I just noticed that I haven’t reported on an Australian red wine for almost 20 years. Say what? I can explain this, but still, it’s time to go back.
Don’t get me wrong. I love Australia. I was incredibly lucky to be able to spend time there and in New Zealand in 2000 and 2003 as a judge at the “Top 1OO” Sydney International Wine Competition in the beautiful Blue Mountains. I toured wineries and saw the sights in Sydney, Melbourne, Adelaide, and surrounding wine regions. I ate and drank well, met a lot of good people, and I’d go back without a second thought if I had the chance.
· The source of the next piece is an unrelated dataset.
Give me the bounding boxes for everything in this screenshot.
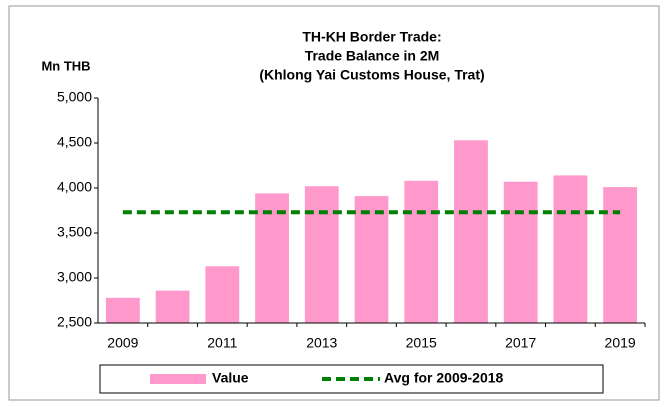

I loved the wines, too, and enjoyed discovering them. But as the old saying goes, I didn’t leave Australian wine. It left me. Even in those days, I was surprised to discover how most of the wines I tasted at Australian “cellar doors” (their name for winery tasting rooms) were so different from the Australian wines I bought at home in the U.S.
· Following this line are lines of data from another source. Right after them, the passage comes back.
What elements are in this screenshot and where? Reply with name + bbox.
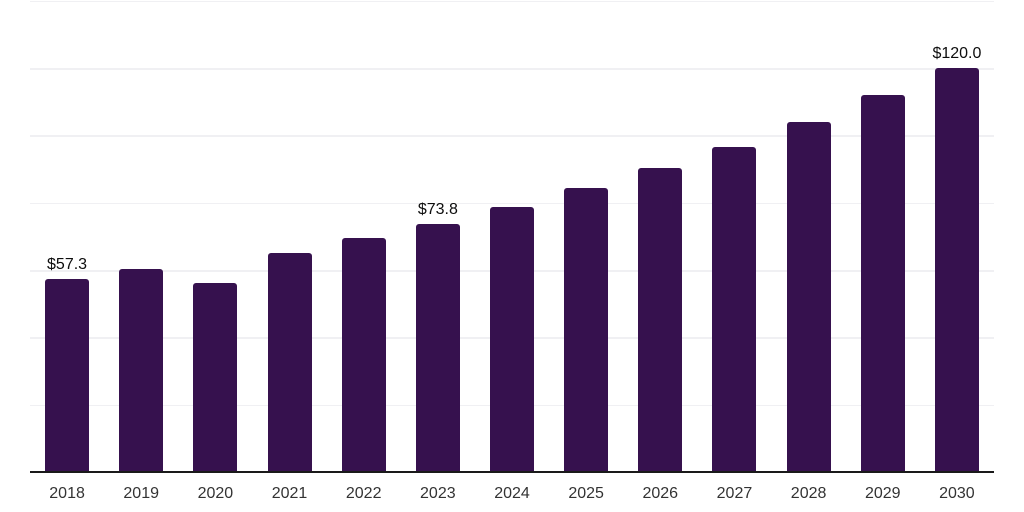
bar-2029[interactable] <box>860 95 905 472</box>
gridline-80 <box>30 202 994 205</box>
gridline-100 <box>30 135 994 137</box>
x-tick-2024: 2024 <box>494 485 530 502</box>
bar-2019[interactable] <box>119 268 164 472</box>
x-tick-2020: 2020 <box>197 485 234 502</box>
bar-2025[interactable] <box>564 187 609 472</box>
x-tick-2028: 2028 <box>790 485 827 502</box>
bar-2026[interactable] <box>638 168 683 472</box>
x-tick-2025: 2025 <box>568 485 604 502</box>
x-tick-2018: 2018 <box>49 485 85 502</box>
value-label-2023: $73.8 <box>417 200 458 218</box>
bar-2021[interactable] <box>267 252 312 472</box>
bar-2028[interactable] <box>786 122 831 472</box>
bar-2024[interactable] <box>490 206 534 472</box>
x-tick-2030: 2030 <box>939 485 975 502</box>
value-label-2018: $57.3 <box>47 256 88 274</box>
bar-2018[interactable] <box>45 279 90 472</box>
x-tick-2027: 2027 <box>716 485 753 502</box>
bar-2020[interactable] <box>193 282 238 472</box>
x-tick-2021: 2021 <box>271 485 308 502</box>
gridline-140 <box>30 0 994 3</box>
x-tick-2026: 2026 <box>642 485 679 502</box>
bar-2030[interactable] <box>934 68 979 472</box>
x-tick-2029: 2029 <box>864 485 901 502</box>
bar-2022[interactable] <box>341 238 386 472</box>
value-label-2030: $120.0 <box>932 45 982 62</box>
bar-2023[interactable] <box>415 223 460 472</box>
gridline-120 <box>30 68 994 70</box>
x-axis-line <box>30 471 994 473</box>
bar-2027[interactable] <box>712 146 757 472</box>
x-tick-2023: 2023 <box>420 485 456 502</box>
x-tick-2022: 2022 <box>345 485 382 502</box>
x-tick-2019: 2019 <box>123 485 159 502</box>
Surely influenced by market-driven demand, Australian wine makers – not unwisely – found that fashioning high-alcohol, fruit-forward, heavily oaked wines to the taste of leading wine writer Robert M. Parker Jr. and the tasting panels at Wine Spectator would yield high ratings for those wines. High ratings translated to booming sales. Everyone was happy, except for those of us who remembered a time and place when Australian wines showed a degree of character and balance.